Well, a track with a JS writing to a global variable is like giving that track a "Send" classification to tracks with JS's reading that global variable. In which case, these groups of dependant tracks all have to be synced and rendered as a bundle and all be capable of rendering ahead, or none at all.

So perhaps than, there needs not be time-stamped buffers (which would work in send situations serving both the future (render ahead) and the present, but would cause causality ambiguities in replies from the present JS's to the future, but 2 way communication is rarely used in JS communication).

Instead this design would check for virtual send connection treatment between JS's that write, and JS's that read detected global variables.

What are your thoughts, just for the puzzle of it...

My older design was working with disabled anticipative FX rendering on tracks that needed to hear the master (for special virtual instruments like piano and electric guitar sympathetically resonating and feeding back to themselves and to the drums, vocals and everything else around them). A simple transpose was also passed to all using globals, but unless all tracks using it were anticipative disabled, you could not change the transpose in the middle of a song musically in sync. This was not needed for most songs.

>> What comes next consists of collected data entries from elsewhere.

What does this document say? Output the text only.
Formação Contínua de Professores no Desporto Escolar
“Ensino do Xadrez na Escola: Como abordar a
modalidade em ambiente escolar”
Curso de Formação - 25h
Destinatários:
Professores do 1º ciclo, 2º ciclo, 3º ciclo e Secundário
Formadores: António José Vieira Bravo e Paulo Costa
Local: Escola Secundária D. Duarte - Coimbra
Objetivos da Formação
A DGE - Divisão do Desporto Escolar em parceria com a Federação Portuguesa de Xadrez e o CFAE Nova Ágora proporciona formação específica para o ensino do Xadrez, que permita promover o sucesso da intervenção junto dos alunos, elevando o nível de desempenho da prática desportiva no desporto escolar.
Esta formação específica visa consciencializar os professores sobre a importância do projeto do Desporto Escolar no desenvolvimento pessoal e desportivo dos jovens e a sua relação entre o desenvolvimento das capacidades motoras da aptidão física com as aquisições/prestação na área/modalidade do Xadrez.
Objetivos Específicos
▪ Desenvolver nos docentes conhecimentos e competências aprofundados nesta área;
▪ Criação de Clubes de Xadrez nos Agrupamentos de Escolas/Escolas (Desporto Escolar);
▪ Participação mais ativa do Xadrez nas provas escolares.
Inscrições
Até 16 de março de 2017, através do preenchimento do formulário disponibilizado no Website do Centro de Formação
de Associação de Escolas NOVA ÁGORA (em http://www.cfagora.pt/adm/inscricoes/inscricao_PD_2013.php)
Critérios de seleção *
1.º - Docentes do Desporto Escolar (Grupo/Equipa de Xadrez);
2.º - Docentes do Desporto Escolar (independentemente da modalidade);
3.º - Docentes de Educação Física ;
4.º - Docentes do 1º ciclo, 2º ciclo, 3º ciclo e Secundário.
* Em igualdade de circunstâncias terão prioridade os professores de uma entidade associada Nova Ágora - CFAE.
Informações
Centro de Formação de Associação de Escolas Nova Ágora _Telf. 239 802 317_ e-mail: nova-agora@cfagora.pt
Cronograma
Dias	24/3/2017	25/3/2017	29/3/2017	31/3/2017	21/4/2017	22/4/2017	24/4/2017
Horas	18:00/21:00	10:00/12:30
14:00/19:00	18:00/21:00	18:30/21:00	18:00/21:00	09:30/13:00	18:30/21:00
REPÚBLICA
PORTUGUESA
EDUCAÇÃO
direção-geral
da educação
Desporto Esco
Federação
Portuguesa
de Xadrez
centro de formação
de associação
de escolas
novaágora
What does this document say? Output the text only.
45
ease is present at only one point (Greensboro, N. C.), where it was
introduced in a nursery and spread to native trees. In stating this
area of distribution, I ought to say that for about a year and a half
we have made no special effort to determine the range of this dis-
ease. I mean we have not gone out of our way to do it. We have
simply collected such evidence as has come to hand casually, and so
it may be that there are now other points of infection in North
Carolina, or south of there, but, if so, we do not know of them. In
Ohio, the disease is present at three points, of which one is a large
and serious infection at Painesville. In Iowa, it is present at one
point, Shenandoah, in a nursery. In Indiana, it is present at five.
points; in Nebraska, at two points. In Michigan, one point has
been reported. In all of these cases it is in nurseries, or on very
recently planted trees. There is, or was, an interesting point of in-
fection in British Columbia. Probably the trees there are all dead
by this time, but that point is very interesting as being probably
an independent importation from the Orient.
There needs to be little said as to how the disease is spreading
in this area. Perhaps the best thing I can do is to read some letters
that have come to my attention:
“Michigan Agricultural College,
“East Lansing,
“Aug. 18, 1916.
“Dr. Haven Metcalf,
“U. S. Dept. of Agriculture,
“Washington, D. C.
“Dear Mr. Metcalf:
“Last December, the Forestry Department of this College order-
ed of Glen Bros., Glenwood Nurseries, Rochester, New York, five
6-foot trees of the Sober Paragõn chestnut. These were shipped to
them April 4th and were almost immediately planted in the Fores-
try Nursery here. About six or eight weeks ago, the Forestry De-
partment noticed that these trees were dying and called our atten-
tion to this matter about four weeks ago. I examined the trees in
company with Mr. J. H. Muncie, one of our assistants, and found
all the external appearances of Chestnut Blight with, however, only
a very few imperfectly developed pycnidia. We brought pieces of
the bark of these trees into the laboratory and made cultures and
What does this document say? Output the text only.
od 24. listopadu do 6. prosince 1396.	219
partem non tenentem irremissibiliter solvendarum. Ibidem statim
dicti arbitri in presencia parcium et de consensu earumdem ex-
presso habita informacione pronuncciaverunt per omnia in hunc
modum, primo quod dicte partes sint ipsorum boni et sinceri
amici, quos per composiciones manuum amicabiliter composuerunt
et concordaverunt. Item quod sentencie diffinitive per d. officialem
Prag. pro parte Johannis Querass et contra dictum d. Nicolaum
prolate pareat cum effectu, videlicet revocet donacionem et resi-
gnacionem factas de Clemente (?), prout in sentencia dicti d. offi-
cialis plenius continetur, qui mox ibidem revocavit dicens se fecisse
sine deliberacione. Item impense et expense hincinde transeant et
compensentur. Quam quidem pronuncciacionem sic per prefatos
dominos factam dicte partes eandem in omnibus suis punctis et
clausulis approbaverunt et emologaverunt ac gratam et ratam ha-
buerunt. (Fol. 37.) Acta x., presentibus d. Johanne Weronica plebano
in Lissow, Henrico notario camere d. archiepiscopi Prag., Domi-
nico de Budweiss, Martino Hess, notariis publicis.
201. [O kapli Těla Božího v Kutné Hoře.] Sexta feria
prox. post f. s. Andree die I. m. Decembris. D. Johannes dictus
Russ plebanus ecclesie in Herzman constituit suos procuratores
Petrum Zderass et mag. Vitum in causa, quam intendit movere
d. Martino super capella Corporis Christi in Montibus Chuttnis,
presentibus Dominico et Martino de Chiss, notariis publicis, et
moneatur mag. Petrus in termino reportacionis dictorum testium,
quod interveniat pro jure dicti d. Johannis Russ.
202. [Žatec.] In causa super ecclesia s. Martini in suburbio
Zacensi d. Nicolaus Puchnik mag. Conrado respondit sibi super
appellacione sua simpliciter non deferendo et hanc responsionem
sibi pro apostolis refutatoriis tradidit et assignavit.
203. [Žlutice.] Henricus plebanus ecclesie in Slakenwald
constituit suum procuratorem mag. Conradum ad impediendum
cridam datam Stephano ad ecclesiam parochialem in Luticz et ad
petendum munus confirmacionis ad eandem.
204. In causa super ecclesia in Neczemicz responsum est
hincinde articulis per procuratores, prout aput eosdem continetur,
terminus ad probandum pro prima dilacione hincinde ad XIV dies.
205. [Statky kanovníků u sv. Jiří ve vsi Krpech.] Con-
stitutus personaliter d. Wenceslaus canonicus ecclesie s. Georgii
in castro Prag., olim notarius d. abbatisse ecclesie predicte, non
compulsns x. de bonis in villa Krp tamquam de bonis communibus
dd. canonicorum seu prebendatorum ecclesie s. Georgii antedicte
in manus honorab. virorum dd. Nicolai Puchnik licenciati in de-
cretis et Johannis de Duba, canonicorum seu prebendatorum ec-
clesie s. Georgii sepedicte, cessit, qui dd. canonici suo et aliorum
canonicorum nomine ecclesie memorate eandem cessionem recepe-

The new design is using MIDI controller messages sent to children receiving all their musical guidance from the master. If the master is on live input, they all get their chord and scale updates real time, otherwise they are free to happily render ahead.

There were some challenges solved, such as MIDI messages quantized and time-stamped on the same buffer offset coming in an unpredictable order, causing pattern notes to slice and dice to zero length as they updated from some of the chords unpredictably late. These were cleaned by keeping time-stamped note buffers in JS! Your amazing new updates to JS with functions was essential!